- Venue: London Aquatics Centre
- Dates: 6 September 2012
- Competitors: 21 from 12 nations
- Winning time: 51.07

Medalists
- 1st place, gold medalist(s):  / André Brasil / Brazil
- 2nd place, silver medalist(s):  / Phelipe Andrews Melo Rodrigues / Brazil
- 3rd place, bronze medalist(s):  / Andrew Pasterfield / Australia

= Swimming at the 2012 Summer Paralympics – Men's 100 metre freestyle S10 =

Event at the 2012 Summer Paralympics

The men's 100m freestyle S10 event at the 2012 Summer Paralympics took place at the London Aquatics Centre on 6 September.
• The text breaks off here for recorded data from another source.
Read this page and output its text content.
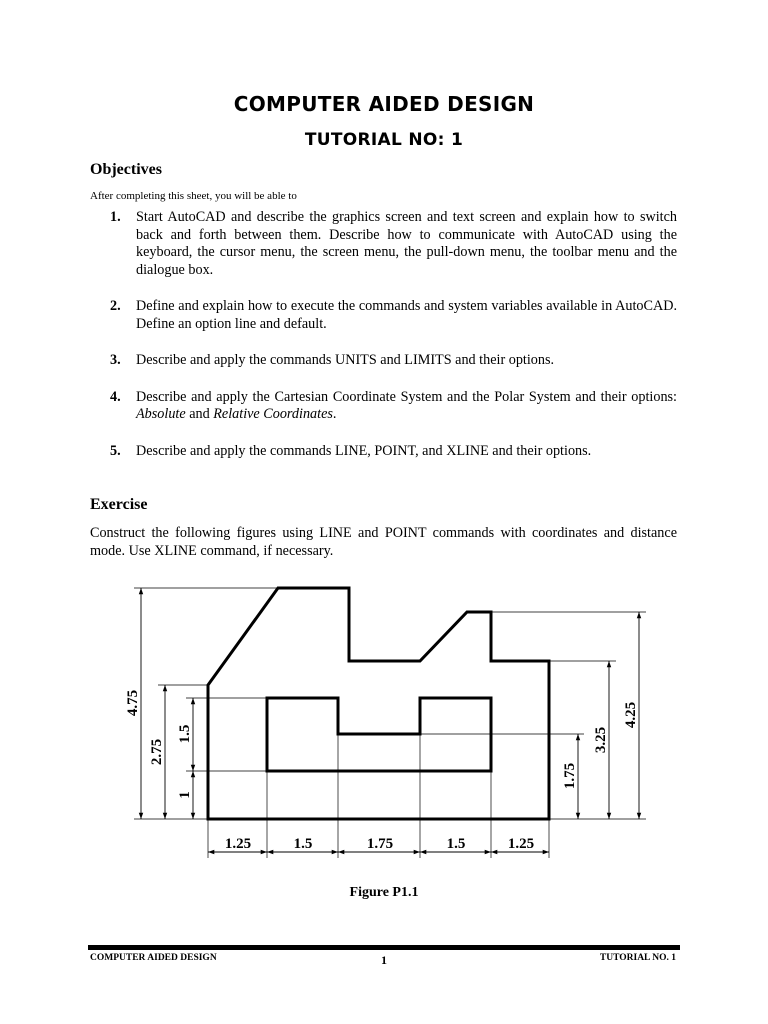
COMPUTER AIDED DESIGN
TUTORIAL NO: 1
Objectives
After completing this sheet, you will be able to
1. Start AutoCAD and describe the graphics screen and text screen and explain how to switch back and forth between them. Describe how to communicate with AutoCAD using the keyboard, the cursor menu, the screen menu, the pull-down menu, the toolbar menu and the dialogue box.
2. Define and explain how to execute the commands and system variables available in AutoCAD. Define an option line and default.
3. Describe and apply the commands UNITS and LIMITS and their options.
4. Describe and apply the Cartesian Coordinate System and the Polar System and their options: Absolute and Relative Coordinates.
5. Describe and apply the commands LINE, POINT, and XLINE and their options.
Exercise
Construct the following figures using LINE and POINT commands with coordinates and distance mode. Use XLINE command, if necessary.
1.25	1.5	1.75	1.5	1.25
4.75
2.75
1.5
1
1.75
3.25
4.25
Figure P1.1
COMPUTER AIDED DESIGN	1	TUTORIAL NO. 1
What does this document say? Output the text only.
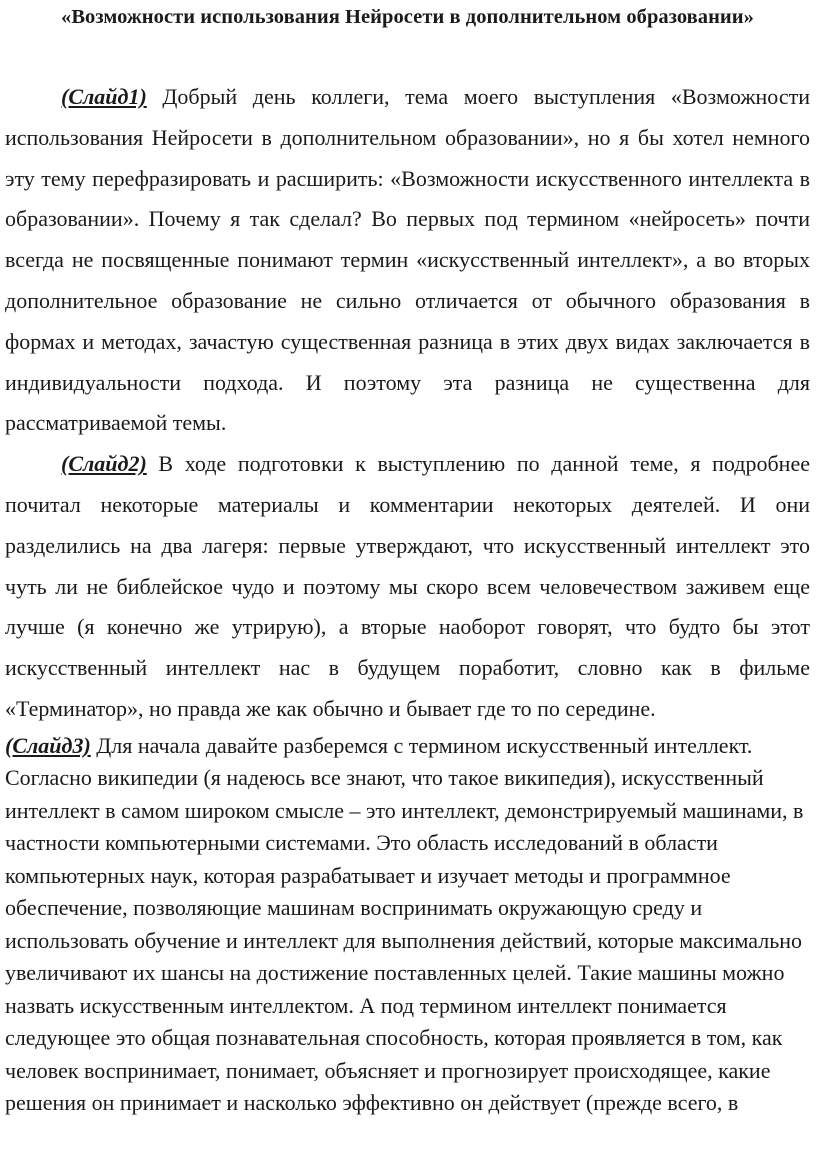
«Возможности использования Нейросети в дополнительном образовании»

(Слайд1) Добрый день коллеги, тема моего выступления «Возможности использования Нейросети в дополнительном образовании», но я бы хотел немного эту тему перефразировать и расширить: «Возможности искусственного интеллекта в образовании». Почему я так сделал? Во первых под термином «нейросеть» почти всегда не посвященные понимают термин «искусственный интеллект», а во вторых дополнительное образование не сильно отличается от обычного образования в формах и методах, зачастую существенная разница в этих двух видах заключается в индивидуальности подхода. И поэтому эта разница не существенна для рассматриваемой темы.

(Слайд2) В ходе подготовки к выступлению по данной теме, я подробнее почитал некоторые материалы и комментарии некоторых деятелей. И они разделились на два лагеря: первые утверждают, что искусственный интеллект это чуть ли не библейское чудо и поэтому мы скоро всем человечеством заживем еще лучше (я конечно же утрирую), а вторые наоборот говорят, что будто бы этот искусственный интеллект нас в будущем поработит, словно как в фильме «Терминатор», но правда же как обычно и бывает где то по середине.

(Слайд3) Для начала давайте разберемся с термином искусственный интеллект. Согласно википедии (я надеюсь все знают, что такое википедия), искусственный интеллект в самом широком смысле – это интеллект, демонстрируемый машинами, в частности компьютерными системами. Это область исследований в области компьютерных наук, которая разрабатывает и изучает методы и программное обеспечение, позволяющие машинам воспринимать окружающую среду и использовать обучение и интеллект для выполнения действий, которые максимально увеличивают их шансы на достижение поставленных целей. Такие машины можно назвать искусственным интеллектом. А под термином интеллект понимается следующее это общая познавательная способность, которая проявляется в том, как человек воспринимает, понимает, объясняет и прогнозирует происходящее, какие решения он принимает и насколько эффективно он действует (прежде всего, в
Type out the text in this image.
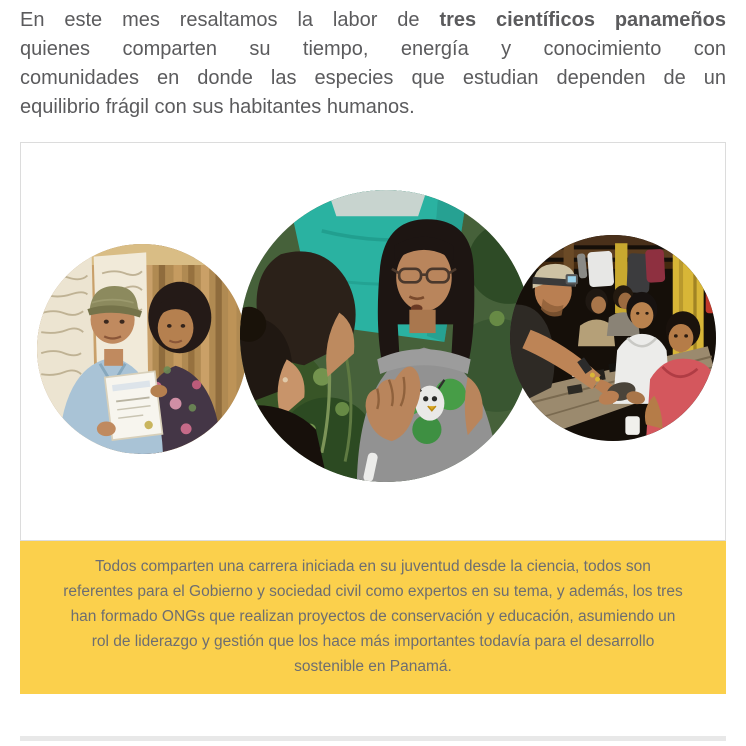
En este mes resaltamos la labor de tres científicos panameños
quienes comparten su tiempo, energía y conocimiento con
comunidades en donde las especies que estudian dependen de un
equilibrio frágil con sus habitantes humanos.

Todos comparten una carrera iniciada en su juventud desde la ciencia, todos son referentes para el Gobierno y sociedad civil como expertos en su tema, y además, los tres han formado ONGs que realizan proyectos de conservación y educación, asumiendo un rol de liderazgo y gestión que los hace más importantes todavía para el desarrollo sostenible en Panamá.
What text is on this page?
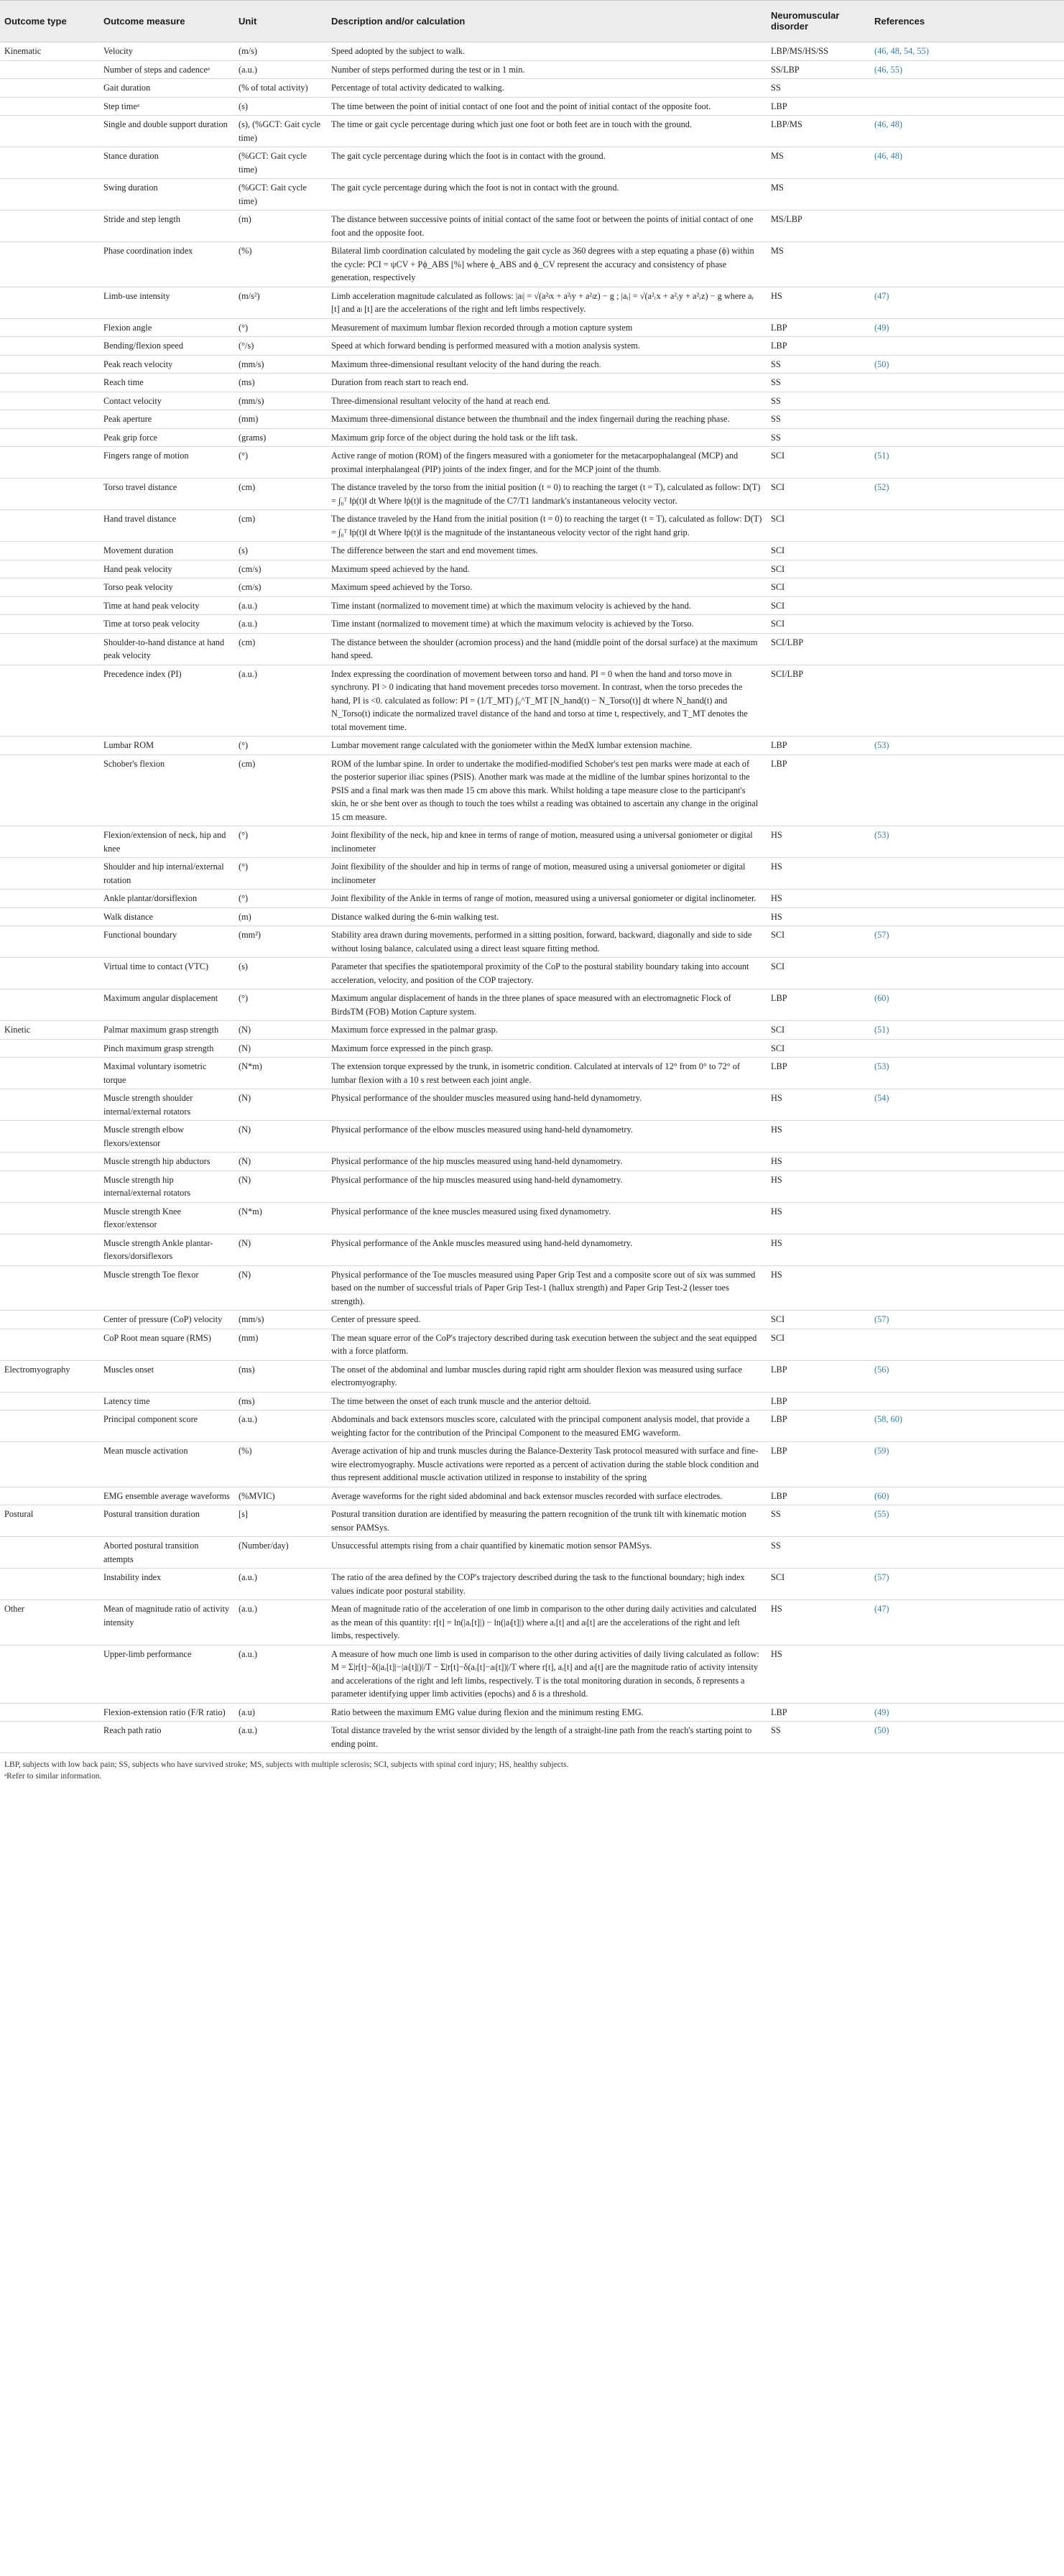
Outcome type	Outcome measure	Unit	Description and/or calculation	Neuromuscular disorder	References
Kinematic	Velocity	(m/s)	Speed adopted by the subject to walk.	LBP/MS/HS/SS	(46, 48, 54, 55)
	Number of steps and cadenceᵃ	(a.u.)	Number of steps performed during the test or in 1 min.	SS/LBP	(46, 55)
	Gait duration	(% of total activity)	Percentage of total activity dedicated to walking.	SS	
	Step timeᵃ	(s)	The time between the point of initial contact of one foot and the point of initial contact of the opposite foot.	LBP	
	Single and double support duration	(s), (%GCT: Gait cycle time)	The time or gait cycle percentage during which just one foot or both feet are in touch with the ground.	LBP/MS	(46, 48)
	Stance duration	(%GCT: Gait cycle time)	The gait cycle percentage during which the foot is in contact with the ground.	MS	(46, 48)
	Swing duration	(%GCT: Gait cycle time)	The gait cycle percentage during which the foot is not in contact with the ground.	MS	
	Stride and step length	(m)	The distance between successive points of initial contact of the same foot or between the points of initial contact of one foot and the opposite foot.	MS/LBP	
	Phase coordination index	(%)	Bilateral limb coordination calculated by modeling the gait cycle as 360 degrees with a step equating a phase (ϕ) within the cycle: PCI = ψCV + Pϕ_ABS [%] where ϕ_ABS and ϕ_CV represent the accuracy and consistency of phase generation, respectively	MS	
	Limb-use intensity	(m/s²)	Limb acceleration magnitude calculated as follows: |aₗ| = √(a²ₗx + a²ₗy + a²ₗz) − g ; |aᵣ| = √(a²ᵣx + a²ᵣy + a²ᵣz) − g where aᵣ [t] and aₗ [t] are the accelerations of the right and left limbs respectively.	HS	(47)
	Flexion angle	(°)	Measurement of maximum lumbar flexion recorded through a motion capture system	LBP	(49)
	Bending/flexion speed	(°/s)	Speed at which forward bending is performed measured with a motion analysis system.	LBP	
	Peak reach velocity	(mm/s)	Maximum three-dimensional resultant velocity of the hand during the reach.	SS	(50)
	Reach time	(ms)	Duration from reach start to reach end.	SS	
	Contact velocity	(mm/s)	Three-dimensional resultant velocity of the hand at reach end.	SS	
	Peak aperture	(mm)	Maximum three-dimensional distance between the thumbnail and the index fingernail during the reaching phase.	SS	
	Peak grip force	(grams)	Maximum grip force of the object during the hold task or the lift task.	SS	
	Fingers range of motion	(°)	Active range of motion (ROM) of the fingers measured with a goniometer for the metacarpophalangeal (MCP) and proximal interphalangeal (PIP) joints of the index finger, and for the MCP joint of the thumb.	SCI	(51)
	Torso travel distance	(cm)	The distance traveled by the torso from the initial position (t = 0) to reaching the target (t = T), calculated as follow: D(T) = ∫₀ᵀ ‖ṗ(t)‖ dt Where ‖ṗ(t)‖ is the magnitude of the C7/T1 landmark's instantaneous velocity vector.	SCI	(52)
	Hand travel distance	(cm)	The distance traveled by the Hand from the initial position (t = 0) to reaching the target (t = T), calculated as follow: D(T) = ∫₀ᵀ ‖ṗ(t)‖ dt Where ‖ṗ(t)‖ is the magnitude of the instantaneous velocity vector of the right hand grip.	SCI	
	Movement duration	(s)	The difference between the start and end movement times.	SCI	
	Hand peak velocity	(cm/s)	Maximum speed achieved by the hand.	SCI	
	Torso peak velocity	(cm/s)	Maximum speed achieved by the Torso.	SCI	
	Time at hand peak velocity	(a.u.)	Time instant (normalized to movement time) at which the maximum velocity is achieved by the hand.	SCI	
	Time at torso peak velocity	(a.u.)	Time instant (normalized to movement time) at which the maximum velocity is achieved by the Torso.	SCI	
	Shoulder-to-hand distance at hand peak velocity	(cm)	The distance between the shoulder (acromion process) and the hand (middle point of the dorsal surface) at the maximum hand speed.	SCI/LBP	
	Precedence index (PI)	(a.u.)	Index expressing the coordination of movement between torso and hand. PI = 0 when the hand and torso move in synchrony. PI > 0 indicating that hand movement precedes torso movement. In contrast, when the torso precedes the hand, PI is <0. calculated as follow: PI = (1/T_MT) ∫₀^T_MT [N_hand(t) − N_Torso(t)] dt where N_hand(t) and N_Torso(t) indicate the normalized travel distance of the hand and torso at time t, respectively, and T_MT denotes the total movement time.	SCI/LBP	
	Lumbar ROM	(°)	Lumbar movement range calculated with the goniometer within the MedX lumbar extension machine.	LBP	(53)
	Schober's flexion	(cm)	ROM of the lumbar spine. In order to undertake the modified-modified Schober's test pen marks were made at each of the posterior superior iliac spines (PSIS). Another mark was made at the midline of the lumbar spines horizontal to the PSIS and a final mark was then made 15 cm above this mark. Whilst holding a tape measure close to the participant's skin, he or she bent over as though to touch the toes whilst a reading was obtained to ascertain any change in the original 15 cm measure.	LBP	
	Flexion/extension of neck, hip and knee	(°)	Joint flexibility of the neck, hip and knee in terms of range of motion, measured using a universal goniometer or digital inclinometer	HS	(53)
	Shoulder and hip internal/external rotation	(°)	Joint flexibility of the shoulder and hip in terms of range of motion, measured using a universal goniometer or digital inclinometer	HS	
	Ankle plantar/dorsiflexion	(°)	Joint flexibility of the Ankle in terms of range of motion, measured using a universal goniometer or digital inclinometer.	HS	
	Walk distance	(m)	Distance walked during the 6-min walking test.	HS	
	Functional boundary	(mm²)	Stability area drawn during movements, performed in a sitting position, forward, backward, diagonally and side to side without losing balance, calculated using a direct least square fitting method.	SCI	(57)
	Virtual time to contact (VTC)	(s)	Parameter that specifies the spatiotemporal proximity of the CoP to the postural stability boundary taking into account acceleration, velocity, and position of the COP trajectory.	SCI	
	Maximum angular displacement	(°)	Maximum angular displacement of hands in the three planes of space measured with an electromagnetic Flock of BirdsTM (FOB) Motion Capture system.	LBP	(60)
Kinetic	Palmar maximum grasp strength	(N)	Maximum force expressed in the palmar grasp.	SCI	(51)
	Pinch maximum grasp strength	(N)	Maximum force expressed in the pinch grasp.	SCI	
	Maximal voluntary isometric torque	(N*m)	The extension torque expressed by the trunk, in isometric condition. Calculated at intervals of 12° from 0° to 72° of lumbar flexion with a 10 s rest between each joint angle.	LBP	(53)
	Muscle strength shoulder internal/external rotators	(N)	Physical performance of the shoulder muscles measured using hand-held dynamometry.	HS	(54)
	Muscle strength elbow flexors/extensor	(N)	Physical performance of the elbow muscles measured using hand-held dynamometry.	HS	
	Muscle strength hip abductors	(N)	Physical performance of the hip muscles measured using hand-held dynamometry.	HS	
	Muscle strength hip internal/external rotators	(N)	Physical performance of the hip muscles measured using hand-held dynamometry.	HS	
	Muscle strength Knee flexor/extensor	(N*m)	Physical performance of the knee muscles measured using fixed dynamometry.	HS	
	Muscle strength Ankle plantar-flexors/dorsiflexors	(N)	Physical performance of the Ankle muscles measured using hand-held dynamometry.	HS	
	Muscle strength Toe flexor	(N)	Physical performance of the Toe muscles measured using Paper Grip Test and a composite score out of six was summed based on the number of successful trials of Paper Grip Test-1 (hallux strength) and Paper Grip Test-2 (lesser toes strength).	HS	
	Center of pressure (CoP) velocity	(mm/s)	Center of pressure speed.	SCI	(57)
	CoP Root mean square (RMS)	(mm)	The mean square error of the CoP's trajectory described during task execution between the subject and the seat equipped with a force platform.	SCI	
Electromyography	Muscles onset	(ms)	The onset of the abdominal and lumbar muscles during rapid right arm shoulder flexion was measured using surface electromyography.	LBP	(56)
	Latency time	(ms)	The time between the onset of each trunk muscle and the anterior deltoid.	LBP	
	Principal component score	(a.u.)	Abdominals and back extensors muscles score, calculated with the principal component analysis model, that provide a weighting factor for the contribution of the Principal Component to the measured EMG waveform.	LBP	(58, 60)
	Mean muscle activation	(%)	Average activation of hip and trunk muscles during the Balance-Dexterity Task protocol measured with surface and fine-wire electromyography. Muscle activations were reported as a percent of activation during the stable block condition and thus represent additional muscle activation utilized in response to instability of the spring	LBP	(59)
	EMG ensemble average waveforms	(%MVIC)	Average waveforms for the right sided abdominal and back extensor muscles recorded with surface electrodes.	LBP	(60)
Postural	Postural transition duration	[s]	Postural transition duration are identified by measuring the pattern recognition of the trunk tilt with kinematic motion sensor PAMSys.	SS	(55)
	Aborted postural transition attempts	(Number/day)	Unsuccessful attempts rising from a chair quantified by kinematic motion sensor PAMSys.	SS	
	Instability index	(a.u.)	The ratio of the area defined by the COP's trajectory described during the task to the functional boundary; high index values indicate poor postural stability.	SCI	(57)
Other	Mean of magnitude ratio of activity intensity	(a.u.)	Mean of magnitude ratio of the acceleration of one limb in comparison to the other during daily activities and calculated as the mean of this quantity: r[t] = ln(|aᵣ[t]|) − ln(|aₗ[t]|) where aᵣ[t] and aₗ[t] are the accelerations of the right and left limbs, respectively.	HS	(47)
	Upper-limb performance	(a.u.)	A measure of how much one limb is used in comparison to the other during activities of daily living calculated as follow: M = Σ|r[t]−δ(|aᵣ[t]|−|aₗ[t]|)|/T − Σ|r[t]−δ(aᵣ[t]−aₗ[t])|/T where r[t], aᵣ[t] and aₗ[t] are the magnitude ratio of activity intensity and accelerations of the right and left limbs, respectively. T is the total monitoring duration in seconds, δ represents a parameter identifying upper limb activities (epochs) and δ is a threshold.	HS	
	Flexion-extension ratio (F/R ratio)	(a.u)	Ratio between the maximum EMG value during flexion and the minimum resting EMG.	LBP	(49)
	Reach path ratio	(a.u.)	Total distance traveled by the wrist sensor divided by the length of a straight-line path from the reach's starting point to ending point.	SS	(50)
LBP, subjects with low back pain; SS, subjects who have survived stroke; MS, subjects with multiple sclerosis; SCI, subjects with spinal cord injury; HS, healthy subjects.
ᵃRefer to similar information.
There were three heats; the swimmers with the eight fastest times advanced to the final.

==Results==

===Heats===
Competed from 11:33.

====Heat 1====

| Rank | Lane | Name | Nationality | Time | Notes |
|---|---|---|---|---|---|
| 1 | 4 | Benoît Huot | Canada | 54.46 | Q |
| 2 | 6 | Michael Anderson | Australia | 54.70 | Q |
| 3 | 3 | Dmitry Grigorev | Russia | 54.95 | Q |
| 4 | 5 | Robert Welbourn | Great Britain | 55.45 |  |
| 5 | 2 | Isaac Bouckley | Canada | 56.29 |  |
| 6 | 7 | Lasse Winther Andersen | Denmark | 56.99 |  |
| 7 | 1 | Shahin Izadyar | Iran | 57.91 | AS |

====Heat 2====

| Rank | Lane | Name | Nationality | Time | Notes |
|---|---|---|---|---|---|
| 1 | 4 | Phelipe Andrews Melo Rodrigues | Brazil | 53.21 | Q |
| 2 | 5 | Nathan Stein | Canada | 54.23 | Q |
| 3 | 3 | Lucas Ludwig | Germany | 55.71 |  |
| 4 | 2 | Graham Edmunds | Great Britain | 56.01 |  |
| 5 | 7 | Rick Pendleton | Australia | 56.62 |  |
| 6 | 1 | Joe Wise | United States | 56.93 |  |
| 7 | 6 | Achmat Hassiem | South Africa | 57.61 | AF |

====Heat 3====

| Rank | Lane | Name | Nationality | Time | Notes |
|---|---|---|---|---|---|
| 1 | 5 | Andrew Pasterfield | Australia | 53.01 | Q |
| 2 | 4 | André Brasil | Brazil | 53.02 | Q |
| 3 | 7 | Ian Jaryd Silverman | United States | 54.85 | Q |
| 4 | 3 | David Levecq | Spain | 55.15 |  |
| 5 | 6 | Kevin Paul | South Africa | 55.55 | AF |
| 6 | 1 | Filip Coufal | Czech Republic | 57.17 |  |
| 7 | 2 | Justin Zook | United States | 58.03 |  |

===Final===
Competed at 20:20.

| Rank | Lane | Name | Nationality | Time | Notes |
|---|---|---|---|---|---|
| 1st place, gold medalist(s) | 5 | André Brasil | Brazil | 51.07 | PR |
| 2nd place, silver medalist(s) | 3 | Phelipe Andrews Melo Rodrigues | Brazil | 52.42 |  |
| 3rd place, bronze medalist(s) | 4 | Andrew Pasterfield | Australia | 52.77 | OC |
| 4 | 2 | Benoît Huot | Canada | 53.32 |  |
| 5 | 6 | Nathan Stein | Canada | 53.59 |  |
| 6 | 8 | Dmitry Grigorev | Russia | 54.33 | EU |
| 7 | 1 | Ian Jaryd Silverman | United States | 54.68 |  |
| 8 | 7 | Michael Anderson | Australia | 54.73 |  |

Q = qualified for final. PR = Paralympic Record. EU = European Record. AS = Asian Record. AF = African Record. OC = Oceania Record.